Lawyer: Decision to testify imminent
The attorney for Plaxico Burress said Monday night that he and the former New York Giants receiver, who shot himself in the thigh at a nightclub last year, have been discussing whether Burress will testify before the grand jury.
Benjamin Brafman told ESPN's Sal Paolantonio that he expects the two to reach a decision by Tuesday.
"If he testifies, it will be Wednesday morning," Brafman said.
Earlier Monday, Manhattan's district attorney said he wants Burress to serve time in prison, the New York Post reported.
Robert Morgenthau told the newspaper that Burress, who shot himself with an unlicensed gun early on the morning of Nov. 29, was willing to agree to spend a year in jail, but prosecutors insisted on two, the Post reported.
"We've always taken the position that he's going to have to go to jail, whether by trial or by plea," Morgenthau told the Post.
Burress is charged with criminal possession of a weapon and faces up to 3½ years in prison.
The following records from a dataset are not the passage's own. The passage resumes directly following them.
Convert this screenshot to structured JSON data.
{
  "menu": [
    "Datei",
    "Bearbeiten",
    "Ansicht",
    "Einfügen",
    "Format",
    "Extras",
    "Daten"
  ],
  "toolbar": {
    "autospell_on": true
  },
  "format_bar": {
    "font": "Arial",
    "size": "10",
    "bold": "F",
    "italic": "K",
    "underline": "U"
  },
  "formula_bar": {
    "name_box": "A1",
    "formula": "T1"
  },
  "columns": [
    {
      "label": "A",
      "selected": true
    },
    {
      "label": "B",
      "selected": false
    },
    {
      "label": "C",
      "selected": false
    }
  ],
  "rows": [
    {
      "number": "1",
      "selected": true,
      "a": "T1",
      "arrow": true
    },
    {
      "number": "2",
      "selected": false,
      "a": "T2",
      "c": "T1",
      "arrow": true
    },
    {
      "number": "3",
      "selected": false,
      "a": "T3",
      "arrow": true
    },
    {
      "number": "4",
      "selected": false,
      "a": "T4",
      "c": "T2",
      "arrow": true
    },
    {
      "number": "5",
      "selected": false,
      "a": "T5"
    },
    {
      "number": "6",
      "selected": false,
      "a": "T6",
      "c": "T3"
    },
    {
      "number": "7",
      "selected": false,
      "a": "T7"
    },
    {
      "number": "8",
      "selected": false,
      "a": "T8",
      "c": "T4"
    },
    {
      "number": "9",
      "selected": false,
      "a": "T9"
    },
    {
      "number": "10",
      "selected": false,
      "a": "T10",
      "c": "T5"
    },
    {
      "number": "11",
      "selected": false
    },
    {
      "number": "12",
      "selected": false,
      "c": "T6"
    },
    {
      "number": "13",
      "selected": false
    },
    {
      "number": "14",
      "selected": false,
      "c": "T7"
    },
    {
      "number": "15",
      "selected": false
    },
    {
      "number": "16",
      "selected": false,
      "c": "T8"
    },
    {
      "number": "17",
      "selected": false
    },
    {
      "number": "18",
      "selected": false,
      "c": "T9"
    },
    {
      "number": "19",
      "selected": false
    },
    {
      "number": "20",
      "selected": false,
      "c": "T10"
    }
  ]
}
He has pleaded not guilty and is free on $100,000 bail. The Giants released Burress in April.
Brafman said earlier Monday that he was "disappointed and surprised" that Morgenthau spoke publicly while a grand jury decision on indicting Burress is pending.
"My concern is that the comments by the district attorney's office may have irreparably prejudiced those proceedings," Brafman said Monday. "I am now considering the legal options available to respond."
Brafman had previously said he no longer thought the matter would be resolved through a plea agreement and that prosecutors would take the case to a grand jury. He also said Burress would plead not guilty if the case went to trial.
"The comments by DA Morgenthau are completely out of character and show a lapse in judgment," Brafman said.
Burress, who caught the winning touchdown in the final minute for the Giants in the 2008 Super Bowl, also could face disciplinary action by NFL commissioner Roger Goodell under the league's personal conduct policy.
Burress has yet to sign with another team and Goodell's office announced in June that the league already had started its examination of the incident.
Information from The Associated Press and ESPN's Sal Paolantonio was used in this report.